« Dans 10 à 20 ans, le littoral pourrait devenir une véritable forêt de baccharis » : l’engagement des chevaux sur l’île pour préserver le paysage

Le baccharis, une menace grandissante sur le littoral breton

Le baccharis halimifolia, originaire d’Amérique du Nord, s’impose depuis plusieurs décennies comme une plante exotique envahissante sur le littoral breton. Jadis appréciée pour son aspect ornemental, cette espèce a fini par coloniser progressivement les milieux côtiers entre autres sur la presqu’île de Guérande et l’Île Tascon. Son développement rapide transforme les paysages habituels en zones denses, obstruant la vue sur la mer et modifiant profondément l’écologie locale. Ce phénomène inquiète grandement les acteurs engagés dans la préservation de ces espaces naturels et paysagers.

Le baccharis ne se contente pas seulement de se répandre par ses graines. Ses racines étendues participent à son implantation durable, rendant la lutte contre lui particulièrement ardue. Les techniques traditionnelles telles que le simple broyage ne suffisent pas : bien au contraire, elles risquent de favoriser la dissémination de nouvelles pousses à partir des fragments racinaires laissés dans le sol.

Face à cet enjeu, une guerre silencieuse s’apparente à une course contre la montre. Si rien n’est fait, dans 10 à 20 ans, le littoral pourrait se transformer en une véritable forêt de baccharis, oblitérant la diversité végétale et la richesse des paysages emblématiques de la Bretagne. Ce serait une perte considérable tant pour l’environnement que pour le tourisme qui dépend fortement de la beauté naturelle et de la préservation des écosystèmes littoraux.

La menace d’une banalisation des paysages, avec une végétation uniforme et envahissante, impacte également la faune locale, certains oiseaux et petits mammifères se trouvant délogés ou privés de leurs habitats naturels. Ainsi, la présence croissante du baccharis est considérée comme une rupture majeure dans l’équilibre écologique des zones littorales.

Pour contrer efficacement cette invasion, diverses actions sont mises en œuvre, mêlant savoir-faire traditionnels et innovations, où l’engagement humain et animal prend tout son sens.

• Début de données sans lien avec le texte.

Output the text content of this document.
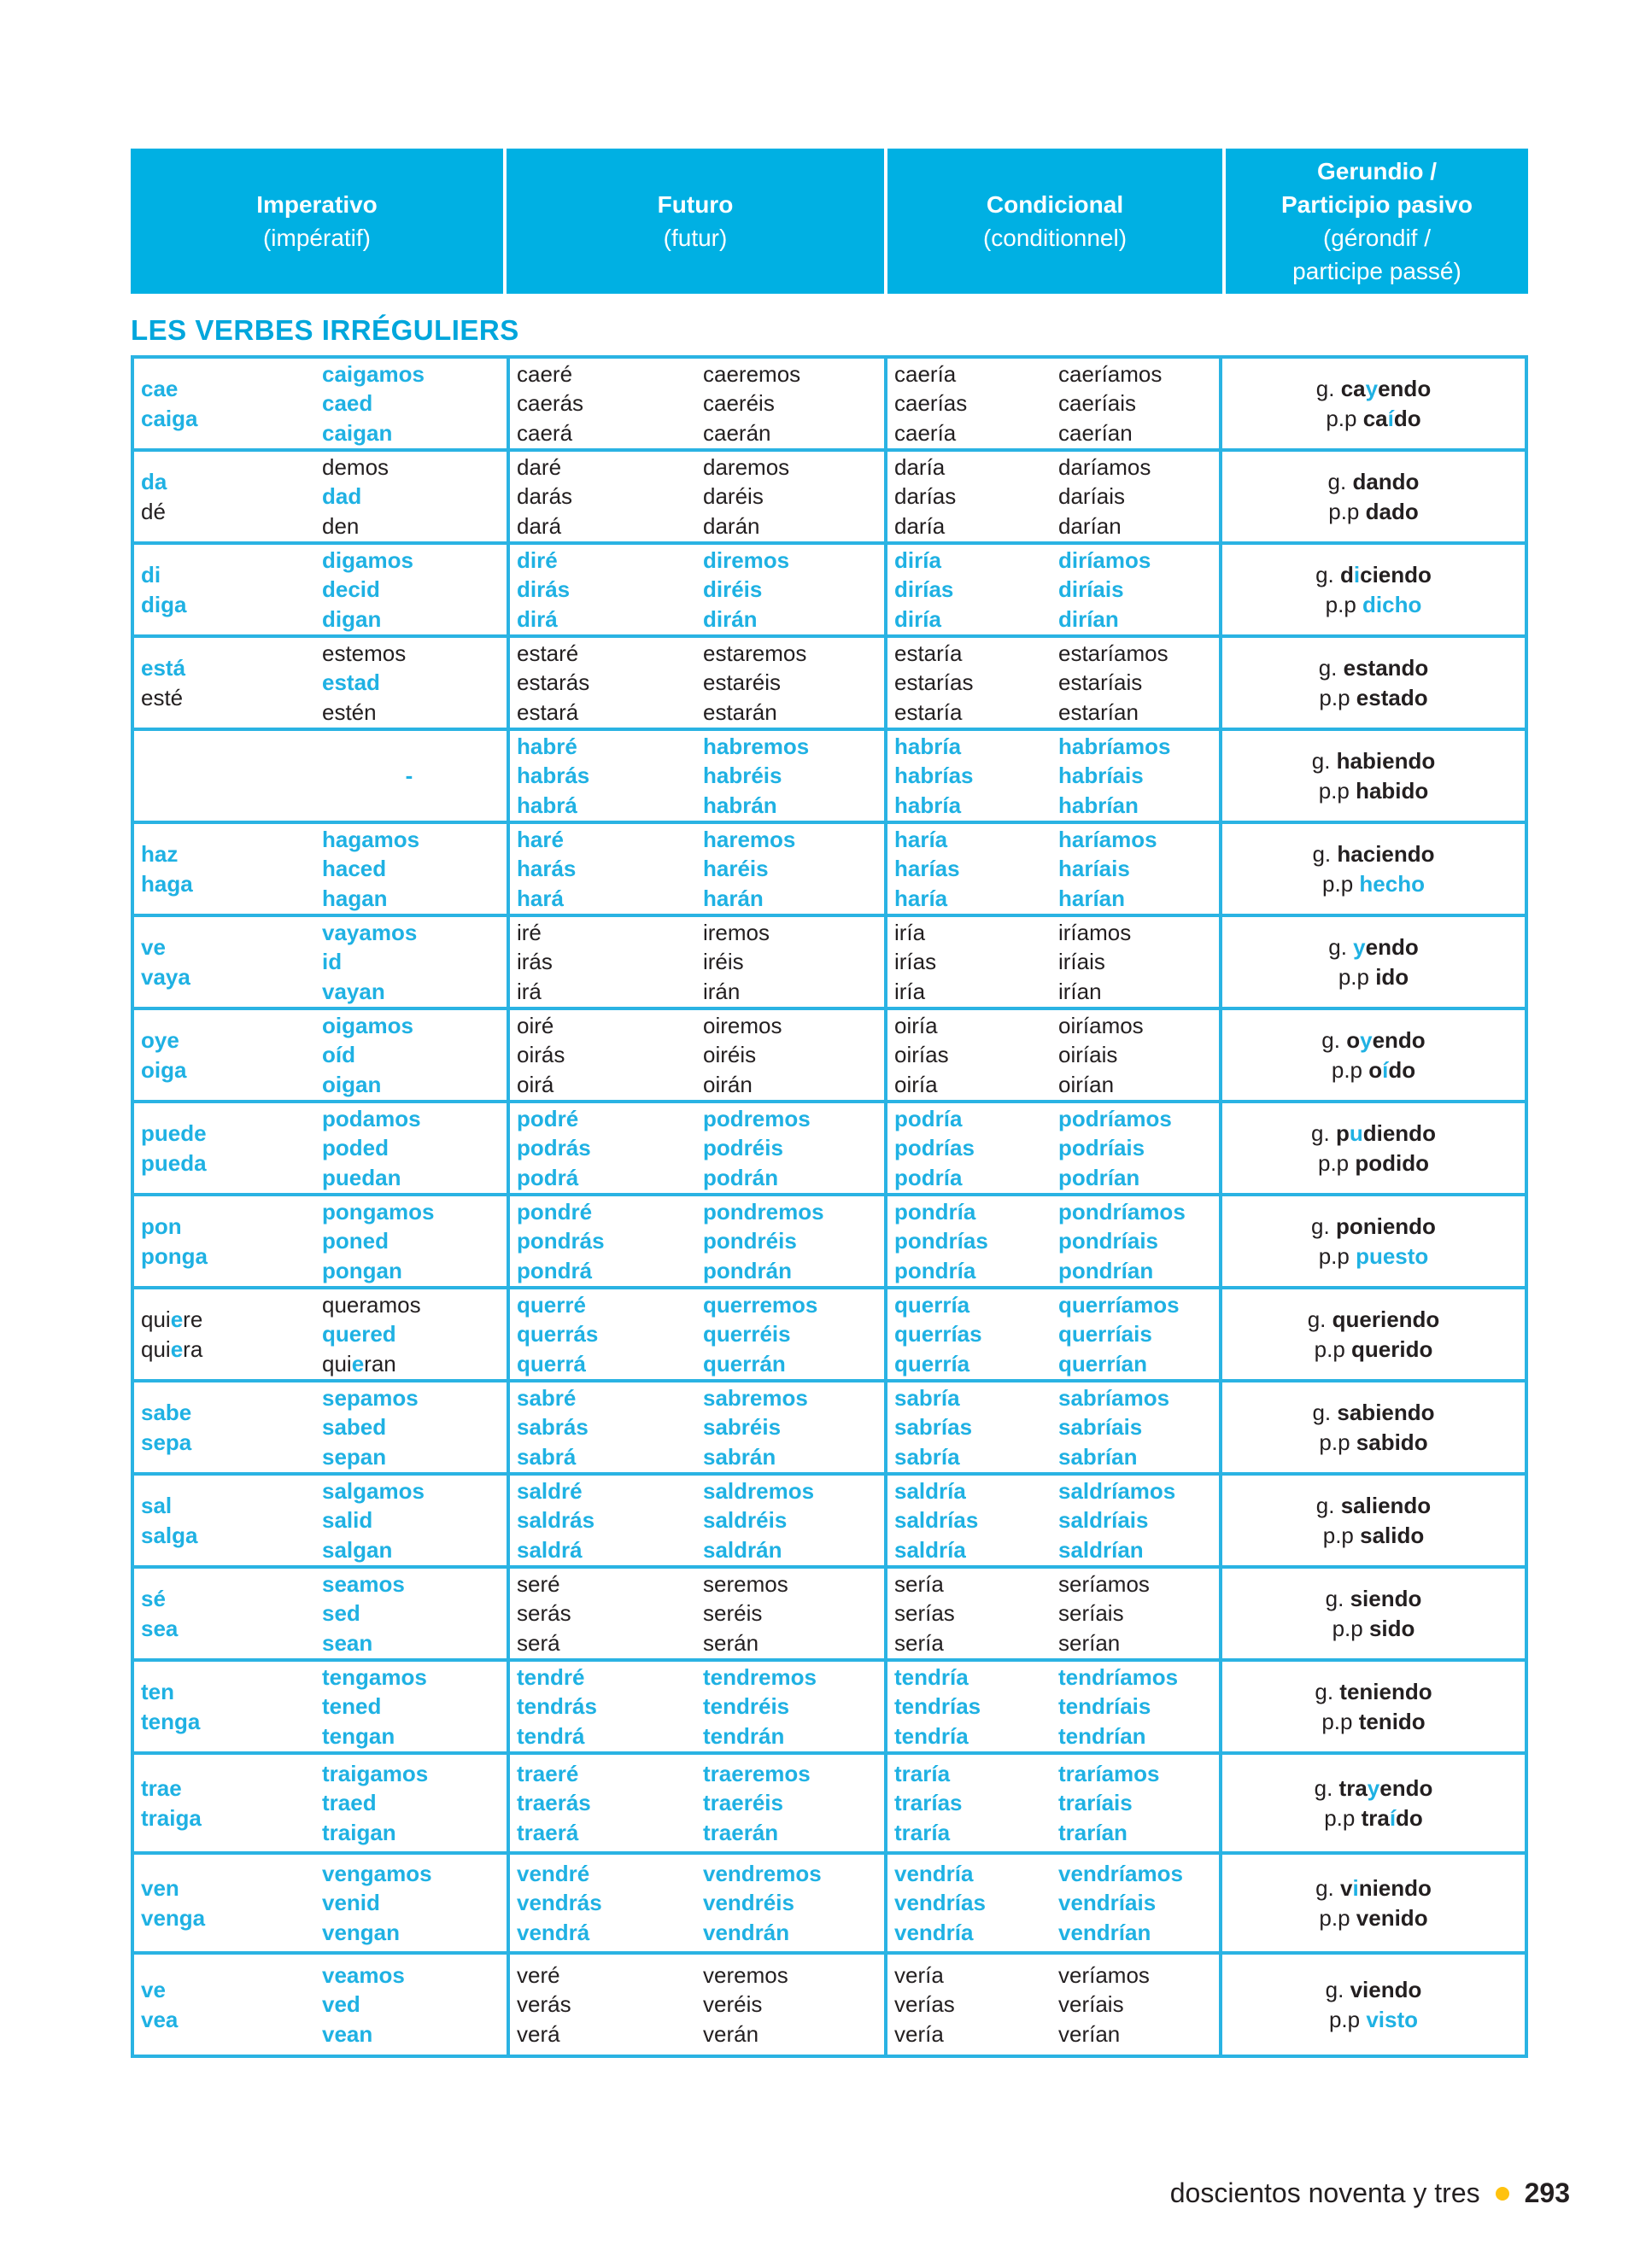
Imperativo
(impératif)
Futuro
(futur)
Condicional
(conditionnel)
Gerundio /
Participio pasivo
(gérondif /
participe passé)
LES VERBES IRRÉGULIERS
cae
caiga
caigamos
caed
caigan
caeré
caerás
caerá
caeremos
caeréis
caerán
caería
caerías
caería
caeríamos
caeríais
caerían
g. cayendo
p.p caído
da
dé
demos
dad
den
daré
darás
dará
daremos
daréis
darán
daría
darías
daría
daríamos
daríais
darían
g. dando
p.p dado
di
diga
digamos
decid
digan
diré
dirás
dirá
diremos
diréis
dirán
diría
dirías
diría
diríamos
diríais
dirían
g. diciendo
p.p dicho
está
esté
estemos
estad
estén
estaré
estarás
estará
estaremos
estaréis
estarán
estaría
estarías
estaría
estaríamos
estaríais
estarían
g. estando
p.p estado
-
habré
habrás
habrá
habremos
habréis
habrán
habría
habrías
habría
habríamos
habríais
habrían
g. habiendo
p.p habido
haz
haga
hagamos
haced
hagan
haré
harás
hará
haremos
haréis
harán
haría
harías
haría
haríamos
haríais
harían
g. haciendo
p.p hecho
ve
vaya
vayamos
id
vayan
iré
irás
irá
iremos
iréis
irán
iría
irías
iría
iríamos
iríais
irían
g. yendo
p.p ido
oye
oiga
oigamos
oíd
oigan
oiré
oirás
oirá
oiremos
oiréis
oirán
oiría
oirías
oiría
oiríamos
oiríais
oirían
g. oyendo
p.p oído
puede
pueda
podamos
poded
puedan
podré
podrás
podrá
podremos
podréis
podrán
podría
podrías
podría
podríamos
podríais
podrían
g. pudiendo
p.p podido
pon
ponga
pongamos
poned
pongan
pondré
pondrás
pondrá
pondremos
pondréis
pondrán
pondría
pondrías
pondría
pondríamos
pondríais
pondrían
g. poniendo
p.p puesto
quiere
quiera
queramos
quered
quieran
querré
querrás
querrá
querremos
querréis
querrán
querría
querrías
querría
querríamos
querríais
querrían
g. queriendo
p.p querido
sabe
sepa
sepamos
sabed
sepan
sabré
sabrás
sabrá
sabremos
sabréis
sabrán
sabría
sabrías
sabría
sabríamos
sabríais
sabrían
g. sabiendo
p.p sabido
sal
salga
salgamos
salid
salgan
saldré
saldrás
saldrá
saldremos
saldréis
saldrán
saldría
saldrías
saldría
saldríamos
saldríais
saldrían
g. saliendo
p.p salido
sé
sea
seamos
sed
sean
seré
serás
será
seremos
seréis
serán
sería
serías
sería
seríamos
seríais
serían
g. siendo
p.p sido
ten
tenga
tengamos
tened
tengan
tendré
tendrás
tendrá
tendremos
tendréis
tendrán
tendría
tendrías
tendría
tendríamos
tendríais
tendrían
g. teniendo
p.p tenido
trae
traiga
traigamos
traed
traigan
traeré
traerás
traerá
traeremos
traeréis
traerán
traría
trarías
traría
traríamos
traríais
trarían
g. trayendo
p.p traído
ven
venga
vengamos
venid
vengan
vendré
vendrás
vendrá
vendremos
vendréis
vendrán
vendría
vendrías
vendría
vendríamos
vendríais
vendrían
g. viniendo
p.p venido
ve
vea
veamos
ved
vean
veré
verás
verá
veremos
veréis
verán
vería
verías
vería
veríamos
veríais
verían
g. viendo
p.p visto
doscientos noventa y tres 293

L’utilisation du cheval : une méthode écologique pour préserver le littoral

Depuis plusieurs années, certains acteurs locaux du Morbihan ont opté pour une méthode de lutte respectueuse de l’environnement : l’utilisation de chevaux pour extraire les baccharis de manière ciblée. À Saint-Hilaire-de-Riez, par exemple, depuis trois ans, ces animaux de trait interviennent régulièrement sur le terrain pour arracher les plantes sans détériorer les sols ni les espèces voisines.

Cette technique est particulièrement adaptée au littoral, où les engins mécaniques tels que les mini-pelles, bien que puissants, provoquent souvent un dérangement important. En creusant large, ils emportent non seulement le baccharis mais aussi la flore indésirablement affectée, compromettant la régénération des espèces locales. Le cheval, au contraire, permet un prélèvement précis en tirant uniquement sur la plante intrusive, ce qui limite fortement les dégâts collatéraux.

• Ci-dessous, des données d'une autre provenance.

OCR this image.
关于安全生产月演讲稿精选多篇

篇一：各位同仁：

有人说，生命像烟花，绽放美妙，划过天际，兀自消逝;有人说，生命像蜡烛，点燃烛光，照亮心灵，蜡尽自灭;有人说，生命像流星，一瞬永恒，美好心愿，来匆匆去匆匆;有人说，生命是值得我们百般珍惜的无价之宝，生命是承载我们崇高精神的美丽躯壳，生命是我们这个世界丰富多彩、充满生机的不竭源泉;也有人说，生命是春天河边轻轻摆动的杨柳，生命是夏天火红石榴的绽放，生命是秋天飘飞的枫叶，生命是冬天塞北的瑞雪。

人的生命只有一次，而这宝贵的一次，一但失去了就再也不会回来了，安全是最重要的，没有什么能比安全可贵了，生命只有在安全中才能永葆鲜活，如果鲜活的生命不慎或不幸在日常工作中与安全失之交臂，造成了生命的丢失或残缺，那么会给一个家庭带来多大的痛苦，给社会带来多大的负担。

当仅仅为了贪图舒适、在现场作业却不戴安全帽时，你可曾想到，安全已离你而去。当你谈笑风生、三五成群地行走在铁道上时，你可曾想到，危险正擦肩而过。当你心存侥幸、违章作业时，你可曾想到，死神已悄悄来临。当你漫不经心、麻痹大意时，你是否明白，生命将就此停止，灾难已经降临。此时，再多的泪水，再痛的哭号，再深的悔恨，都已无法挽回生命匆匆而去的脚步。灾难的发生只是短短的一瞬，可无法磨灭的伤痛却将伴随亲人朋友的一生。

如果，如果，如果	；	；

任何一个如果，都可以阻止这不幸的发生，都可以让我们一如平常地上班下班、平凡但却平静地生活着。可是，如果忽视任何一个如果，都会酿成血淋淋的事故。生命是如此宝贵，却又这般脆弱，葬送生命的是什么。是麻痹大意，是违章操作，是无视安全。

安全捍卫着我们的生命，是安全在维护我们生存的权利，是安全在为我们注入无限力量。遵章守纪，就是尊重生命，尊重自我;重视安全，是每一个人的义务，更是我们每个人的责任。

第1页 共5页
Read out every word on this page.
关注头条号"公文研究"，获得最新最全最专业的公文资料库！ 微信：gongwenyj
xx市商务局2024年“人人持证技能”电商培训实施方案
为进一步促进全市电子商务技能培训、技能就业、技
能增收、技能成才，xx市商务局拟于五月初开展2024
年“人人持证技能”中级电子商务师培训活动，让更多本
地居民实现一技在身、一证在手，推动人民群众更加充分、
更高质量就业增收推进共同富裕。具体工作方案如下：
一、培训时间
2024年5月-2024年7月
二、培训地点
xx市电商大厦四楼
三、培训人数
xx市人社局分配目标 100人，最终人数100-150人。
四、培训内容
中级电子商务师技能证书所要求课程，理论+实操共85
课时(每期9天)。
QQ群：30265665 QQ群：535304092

Le cheval de trait mobilisé, tel que Coco, un animal âgé de 14 ans, est un partenaire fiable. La démarche d’arrachage commence souvent avec un outil nommé « baccharache », un levier métallique à deux dents qui s’insère sous la souche pour faciliter son extraction. Lorsque cet outil atteint ses limites, le cheval prend le relais en tirant sur une chaîne entourant le tronc du baccharis. Grâce à son expérience et à sa force, l’animal tire en variant l’angle pour extraire au mieux racines et fragments enracinés dans le sol.

Ce travail est cependant exigeant pour les chevaux, impliquant une vigilance constante de la part des professionnels pour surveiller leur fatigue et leur moral. Le rythme est adapté, avec deux chevaux se relayant par demi-journées pour que la charge demeure supportable. L’utilisation de chevaux est donc une approche qui combine respect de la nature, efficacité et bien-être animal dans un engagement commun pour sauver le paysage magnifique du littoral.

Le rôle du collectif anti-baccharis et l’engagement citoyen sur l’île Tascon

Au cœur de cette lutte constante, le collectif anti-baccharis constitue une force mobilisatrice importante. Depuis plusieurs années, des bénévoles locaux, passionnés par la nature et motivés par la préservation du littoral, se réunissent régulièrement pour combattre l’expansion de ce végétal invasif. Sur l’île Tascon, leurs interventions sont particulièrement visibles durant la saison d’arrachage qui s’étend de l’été jusqu’à l’hiver prochain, avec un objectif ambitieux de contrôle durable.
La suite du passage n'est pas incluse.